Key Takeaways
- There’s been a 131% surge in crypto losses compared to the same period in 2024
- Losses in January stood at $87 million before surging to $1.53 billion in February, largely due to the Bybit attack
The first quarter of 2025 has recorded the highest crypto-related losses in history, with security breaches amounting to over $1.6 billion. As per blockchain security firm PeckShield, there’s been a 131% surge in crypto losses compared to the same period in 2024.
A single exploit on centralized exchange Bybit was responsible for the majority of losses, with hackers stealing $1.46 billion, which accounted for over 92% of total Q1 losses. Another major incident involved Phemex, which suffered a $69.1 million attack, bringing the combined total from these two breaches to $1.52 billion.
According to analysts at Immunefi, “The sheer scale of the Bybit and Phemex attacks, totaling $1.5 billion, shows how state-backed actors are arguably the most pressing threat to our industry. Their success in breaching renowned, battle-tested platforms is a reminder of the need for security measures that protect the entire stack and help projects prevent catastrophic attacks before they happen.”
PeckShield’s findings also marked a notable rise in hacking incidents, with over 60 breaches recorded in Q1 2025. Losses in January stood at $87 million before surging to $1.53 billion in February, largely due to the Bybit attack. Additional February breaches led to $126 million in losses, including a $50-million exploit at Infini, a $9.5-million hack on zkLend, and an $8.5-million loss from Ionic.
March, however, saw a drastic reduction in hack-related losses, with only $33 million stolen, a 97% decline from February. Some stolen funds were even recovered, providing minor relief to affected platforms.
One of the largest March incidents was a $13-million exploit on decentralized finance (DeFi) protocol Abracadabra.Money, where an attacker siphoned 6,260 Ether (ETH) on March 25. Another major attack targeted the real-world asset (RWA) restaking protocol Zoth, resulting in an $8.4-million loss after the stolen funds were converted into stablecoins and transferred to another address.
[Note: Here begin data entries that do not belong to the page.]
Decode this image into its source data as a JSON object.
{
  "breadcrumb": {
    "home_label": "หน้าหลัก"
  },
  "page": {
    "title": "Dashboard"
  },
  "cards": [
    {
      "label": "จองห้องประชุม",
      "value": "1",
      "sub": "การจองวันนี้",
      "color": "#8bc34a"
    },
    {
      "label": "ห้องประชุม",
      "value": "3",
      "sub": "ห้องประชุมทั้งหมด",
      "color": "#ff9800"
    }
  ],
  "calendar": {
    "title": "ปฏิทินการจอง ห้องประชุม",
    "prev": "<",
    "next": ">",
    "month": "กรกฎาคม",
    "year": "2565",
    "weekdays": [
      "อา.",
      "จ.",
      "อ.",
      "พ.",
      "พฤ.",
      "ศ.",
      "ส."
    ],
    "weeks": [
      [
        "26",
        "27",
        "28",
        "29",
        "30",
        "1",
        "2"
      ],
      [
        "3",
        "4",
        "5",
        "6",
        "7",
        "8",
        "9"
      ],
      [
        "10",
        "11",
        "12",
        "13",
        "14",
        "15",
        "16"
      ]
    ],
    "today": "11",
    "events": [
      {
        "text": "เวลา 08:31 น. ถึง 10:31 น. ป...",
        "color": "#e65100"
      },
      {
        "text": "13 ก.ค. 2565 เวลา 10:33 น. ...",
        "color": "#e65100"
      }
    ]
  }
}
Despite these substantial losses, some stolen funds were voluntarily returned. On March 7, a hacker who had stolen $5 million from decentralized exchange 1inch returned 90% of the funds after the platform offered a 10% bounty, equivalent to $500,000. This incident highlights a growing trend where some attackers negotiate partial returns in exchange for a share of the stolen assets.
Centralized exchanges bore the brunt of the attacks, accounting for 94% of total losses in Q1, while DeFi platforms experienced only 6% of breaches. Binance’s BNB Chain (formerly Binance Smart Chain) was the most targeted blockchain, suffering 19 separate incidents, followed by Ethereum with 15.
Crypto-related hacks have become increasingly common in recent years. The industry faced $3 billion in losses in 2024, a 15% rise from $2.61 billion in 2023.